Saturday, November 2, 2013

Jinja and travel expectations.

Paul left last Friday for his away rotation with a group of his classmates. His group was focusing on several infections, sleeping sickness and Schistosomiasis being the two main ones that I remember. If you want to read about Schisto here is a wiki link: http://en.wikipedia.org/wiki/Schistosomiasis  If you happen to read about how this is spread and understand that they were only given infected lake water to use for showering you will also understand why there was no showering at all on their parts. Thank you baby wipes is what I imagine they'd say. Or I did get one text from Paul saying they were 'showering' in the rain storms.

His group was traveling to different places for the first few nights and on the long 8 hour drive broke down and never made it to the spot they were supposed to go to. As I understand it they waited all day along the side of the road and ended up in a closer town for the night. They are now up at one of the National Parks that is supposed to be one of the more stunning of the Ugandan parks. He will return this weekend (I think tomorrow- when it's the eclipse) to Kampala and the remainder of his classes are there.

The boys and I went to Jinja for a few days. Jinja is a lovely town on 'the source of the Nile'. Where the Nile meets Lake Victoria. I put it in quotes because there are other so called sources too and we went on a beautiful boat ride to the 'source' and saw some birds we hadn't yet seen and sever Nile Monitors, which was quite exciting for us. I also placed some of my Grandma's ashes right at the tip of the Nile. I think that would have been her favorite place of all so far. We also ended up seeing the group of classmates who were doing their research week there and meet them for a fun dinner. The boys taught two of the Tanzanians how to play BS (card game). That was fun to watch.

The day Paul broke down was the day we went for two tours. This was a good day to remember to hold your expectations lightly for all of us. The tours I thought we were going on were a weaving co-op of women and a sugar cane tour.

The weaving tour ended up being a large, crumbing textile factory, the largest in East Africa. We went in through a non working metal detector and waited. The man who arranged these things with us called someone, then was taken somewhere then came back then taken somewhere then came back. He seemed equally as mystified as we did with the process. After some time a group of 50 or so school children arrived and we all exchanged looks. Before we started the tour our guide asked if we could take pictures. The factory guide said No, that come straight from Management. There are monitors and it would make a problem for my job. Then he said I can let you take one picture, I will tell you where.

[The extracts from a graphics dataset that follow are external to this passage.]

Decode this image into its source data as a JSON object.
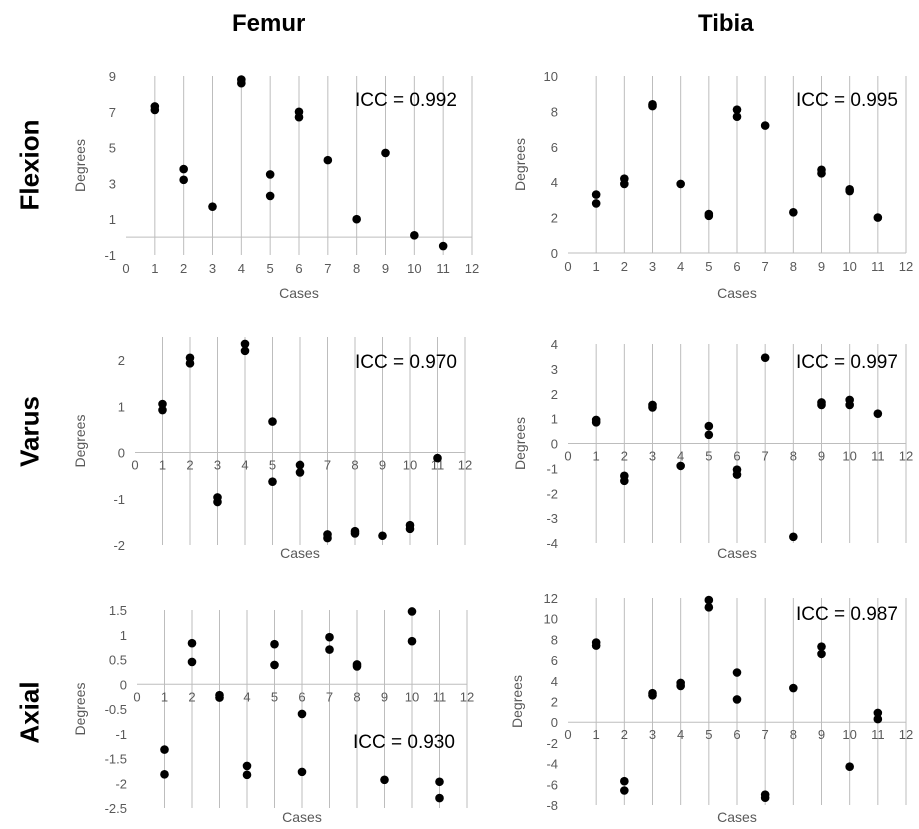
{
  "column_titles": [
    "Femur",
    "Tibia"
  ],
  "row_titles": [
    "Flexion",
    "Varus",
    "Axial"
  ],
  "chart_data": [
    {
      "type": "scatter",
      "bone": "Femur",
      "motion": "Flexion",
      "xlabel": "Cases",
      "ylabel": "Degrees",
      "annotation": "ICC = 0.992",
      "xlim": [
        0,
        12
      ],
      "ylim": [
        -1,
        9
      ],
      "xticks": [
        0,
        1,
        2,
        3,
        4,
        5,
        6,
        7,
        8,
        9,
        10,
        11,
        12
      ],
      "yticks": [
        -1,
        1,
        3,
        5,
        7,
        9
      ],
      "x_axis_at": 0,
      "x_tick_labels_position": "bottom",
      "grid": "vertical",
      "points": [
        [
          1,
          7.3
        ],
        [
          1,
          7.1
        ],
        [
          2,
          3.8
        ],
        [
          2,
          3.2
        ],
        [
          3,
          1.7
        ],
        [
          4,
          8.8
        ],
        [
          4,
          8.6
        ],
        [
          5,
          3.5
        ],
        [
          5,
          2.3
        ],
        [
          6,
          7.0
        ],
        [
          6,
          6.7
        ],
        [
          7,
          4.3
        ],
        [
          8,
          1.0
        ],
        [
          9,
          4.7
        ],
        [
          10,
          0.1
        ],
        [
          11,
          -0.5
        ]
      ]
    },
    {
      "type": "scatter",
      "bone": "Tibia",
      "motion": "Flexion",
      "xlabel": "Cases",
      "ylabel": "Degrees",
      "annotation": "ICC = 0.995",
      "xlim": [
        0,
        12
      ],
      "ylim": [
        0,
        10
      ],
      "xticks": [
        0,
        1,
        2,
        3,
        4,
        5,
        6,
        7,
        8,
        9,
        10,
        11,
        12
      ],
      "yticks": [
        0,
        2,
        4,
        6,
        8,
        10
      ],
      "x_axis_at": 0,
      "x_tick_labels_position": "bottom",
      "grid": "vertical",
      "points": [
        [
          1,
          3.3
        ],
        [
          1,
          2.8
        ],
        [
          2,
          4.2
        ],
        [
          2,
          3.9
        ],
        [
          3,
          8.4
        ],
        [
          3,
          8.3
        ],
        [
          4,
          3.9
        ],
        [
          5,
          2.2
        ],
        [
          5,
          2.1
        ],
        [
          6,
          8.1
        ],
        [
          6,
          7.7
        ],
        [
          7,
          7.2
        ],
        [
          8,
          2.3
        ],
        [
          9,
          4.7
        ],
        [
          9,
          4.5
        ],
        [
          10,
          3.6
        ],
        [
          10,
          3.5
        ],
        [
          11,
          2.0
        ]
      ]
    },
    {
      "type": "scatter",
      "bone": "Femur",
      "motion": "Varus",
      "xlabel": "Cases",
      "ylabel": "Degrees",
      "annotation": "ICC = 0.970",
      "xlim": [
        0,
        12
      ],
      "ylim": [
        -2,
        2.5
      ],
      "xticks": [
        0,
        1,
        2,
        3,
        4,
        5,
        6,
        7,
        8,
        9,
        10,
        11,
        12
      ],
      "yticks": [
        -2,
        -1,
        0,
        1,
        2
      ],
      "x_axis_at": 0,
      "x_tick_labels_position": "axis",
      "grid": "vertical",
      "points": [
        [
          1,
          1.05
        ],
        [
          1,
          0.92
        ],
        [
          2,
          2.05
        ],
        [
          2,
          1.93
        ],
        [
          3,
          -0.97
        ],
        [
          3,
          -1.07
        ],
        [
          4,
          2.35
        ],
        [
          4,
          2.2
        ],
        [
          5,
          0.67
        ],
        [
          5,
          -0.63
        ],
        [
          6,
          -0.27
        ],
        [
          6,
          -0.43
        ],
        [
          7,
          -1.77
        ],
        [
          7,
          -1.85
        ],
        [
          8,
          -1.7
        ],
        [
          8,
          -1.75
        ],
        [
          9,
          -1.8
        ],
        [
          10,
          -1.57
        ],
        [
          10,
          -1.65
        ],
        [
          11,
          -0.12
        ]
      ]
    },
    {
      "type": "scatter",
      "bone": "Tibia",
      "motion": "Varus",
      "xlabel": "Cases",
      "ylabel": "Degrees",
      "annotation": "ICC = 0.997",
      "xlim": [
        0,
        12
      ],
      "ylim": [
        -4,
        4
      ],
      "xticks": [
        0,
        1,
        2,
        3,
        4,
        5,
        6,
        7,
        8,
        9,
        10,
        11,
        12
      ],
      "yticks": [
        -4,
        -3,
        -2,
        -1,
        0,
        1,
        2,
        3,
        4
      ],
      "x_axis_at": 0,
      "x_tick_labels_position": "axis",
      "grid": "vertical",
      "points": [
        [
          1,
          0.95
        ],
        [
          1,
          0.85
        ],
        [
          2,
          -1.3
        ],
        [
          2,
          -1.5
        ],
        [
          3,
          1.55
        ],
        [
          3,
          1.45
        ],
        [
          4,
          -0.9
        ],
        [
          5,
          0.7
        ],
        [
          5,
          0.35
        ],
        [
          6,
          -1.05
        ],
        [
          6,
          -1.25
        ],
        [
          7,
          3.45
        ],
        [
          8,
          -3.75
        ],
        [
          9,
          1.65
        ],
        [
          9,
          1.55
        ],
        [
          10,
          1.75
        ],
        [
          10,
          1.55
        ],
        [
          11,
          1.2
        ]
      ]
    },
    {
      "type": "scatter",
      "bone": "Femur",
      "motion": "Axial",
      "xlabel": "Cases",
      "ylabel": "Degrees",
      "annotation": "ICC = 0.930",
      "xlim": [
        0,
        12
      ],
      "ylim": [
        -2.5,
        1.5
      ],
      "xticks": [
        0,
        1,
        2,
        3,
        4,
        5,
        6,
        7,
        8,
        9,
        10,
        11,
        12
      ],
      "yticks": [
        -2.5,
        -2,
        -1.5,
        -1,
        -0.5,
        0,
        0.5,
        1,
        1.5
      ],
      "x_axis_at": 0,
      "x_tick_labels_position": "axis",
      "grid": "vertical",
      "points": [
        [
          1,
          -1.32
        ],
        [
          1,
          -1.82
        ],
        [
          2,
          0.83
        ],
        [
          2,
          0.45
        ],
        [
          3,
          -0.22
        ],
        [
          3,
          -0.27
        ],
        [
          4,
          -1.65
        ],
        [
          4,
          -1.83
        ],
        [
          5,
          0.81
        ],
        [
          5,
          0.39
        ],
        [
          6,
          -0.6
        ],
        [
          6,
          -1.77
        ],
        [
          7,
          0.95
        ],
        [
          7,
          0.7
        ],
        [
          8,
          0.4
        ],
        [
          8,
          0.36
        ],
        [
          9,
          -1.93
        ],
        [
          10,
          1.47
        ],
        [
          10,
          0.87
        ],
        [
          11,
          -1.97
        ],
        [
          11,
          -2.3
        ]
      ]
    },
    {
      "type": "scatter",
      "bone": "Tibia",
      "motion": "Axial",
      "xlabel": "Cases",
      "ylabel": "Degrees",
      "annotation": "ICC = 0.987",
      "xlim": [
        0,
        12
      ],
      "ylim": [
        -8,
        12
      ],
      "xticks": [
        0,
        1,
        2,
        3,
        4,
        5,
        6,
        7,
        8,
        9,
        10,
        11,
        12
      ],
      "yticks": [
        -8,
        -6,
        -4,
        -2,
        0,
        2,
        4,
        6,
        8,
        10,
        12
      ],
      "x_axis_at": 0,
      "x_tick_labels_position": "axis",
      "grid": "vertical",
      "points": [
        [
          1,
          7.7
        ],
        [
          1,
          7.4
        ],
        [
          2,
          -5.7
        ],
        [
          2,
          -6.6
        ],
        [
          3,
          2.8
        ],
        [
          3,
          2.6
        ],
        [
          4,
          3.8
        ],
        [
          4,
          3.5
        ],
        [
          5,
          11.8
        ],
        [
          5,
          11.1
        ],
        [
          6,
          4.8
        ],
        [
          6,
          2.2
        ],
        [
          7,
          -7.0
        ],
        [
          7,
          -7.3
        ],
        [
          8,
          3.3
        ],
        [
          9,
          7.3
        ],
        [
          9,
          6.6
        ],
        [
          10,
          -4.3
        ],
        [
          11,
          0.9
        ],
        [
          11,
          0.3
        ]
      ]
    }
  ]
}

We set off in our sea of children, all in blue uniforms and with heads shaved close. The factory was interesting, I won't go into the whole tour but it was noisy and very dusty. In nearly each area the factory guide would bring Levin up (he had the camera) to take a picture or make me take one of the boys posing with him, which I found funny after he was firm there were to be no pictures. I understand so much more now how a factory line can lose money on inefficiency and lackadaisical attitude of employees as well as employees feeling bored and unmotivated. The last phase of the tour was printing and the large room had a haze hanging in the air with a slight solvent smell. I wondered exactly how much toxin I was exposing my children to and then - have I educated my children well or brainwashed them? Oso sidled up to me and whispers 'How much toxin do you think we are breathing in?'. Three hours later we were off to our next tour.

We drove along all the sugar cane fields and finally came to the factory security gate. There was an amusing process of checking in through 3 different checkpoints even though we didn't have the right papers or IDs then we waited going through another screening and metal detector (that I saw people just walking around going in and out) and waited. The short of it was we were unable to go and the kids were actually relieved. That was when I said how about we just go to the river and we had our nice boat ride.

In the end it was not at all what I had expected and had I even known I might have not had them plan the things we did but I am glad it worked out that way since it was all rather interesting and entertaining with the right attitude. Also had we not gone on the factory tour I wouldn't have known that I was running by a work crew of prison inmates later that day on my run (they made the prison uniform fabric).

Since then the kids and I spent a day traveling back to Zanzibar. When we were flying into one of our transfer points I feel such a familiar comfort at being back in the landscape of Tanzania. We are now just enjoying ourselves on the beach.

Here is what some of the kid's schooling has been the last few days:

Finishing a book (I read it out loud and we've been talking about it) that is part of a set they read at school in Uganda about a Ugandan boy, Moses, and his adventures with his classmates at his boarding school. Next we will start a book by Chinua Achebe. He is supposed to be a very well known African writer.

We learned the Arabic words and the translation, to the call to prayer.

The boys have discovered how to make rock hard balls of sand that stay for longer than a day, make them elaborate tracts to roll on through tunnels (of sand), made them buried storage areas that have 'survived' the tides and been dug up.

We have looked in the sea grass bed (not where we spent time looking last time) and have found new things we didn't see last time. My feet are a bit worse off for it but it's worth it.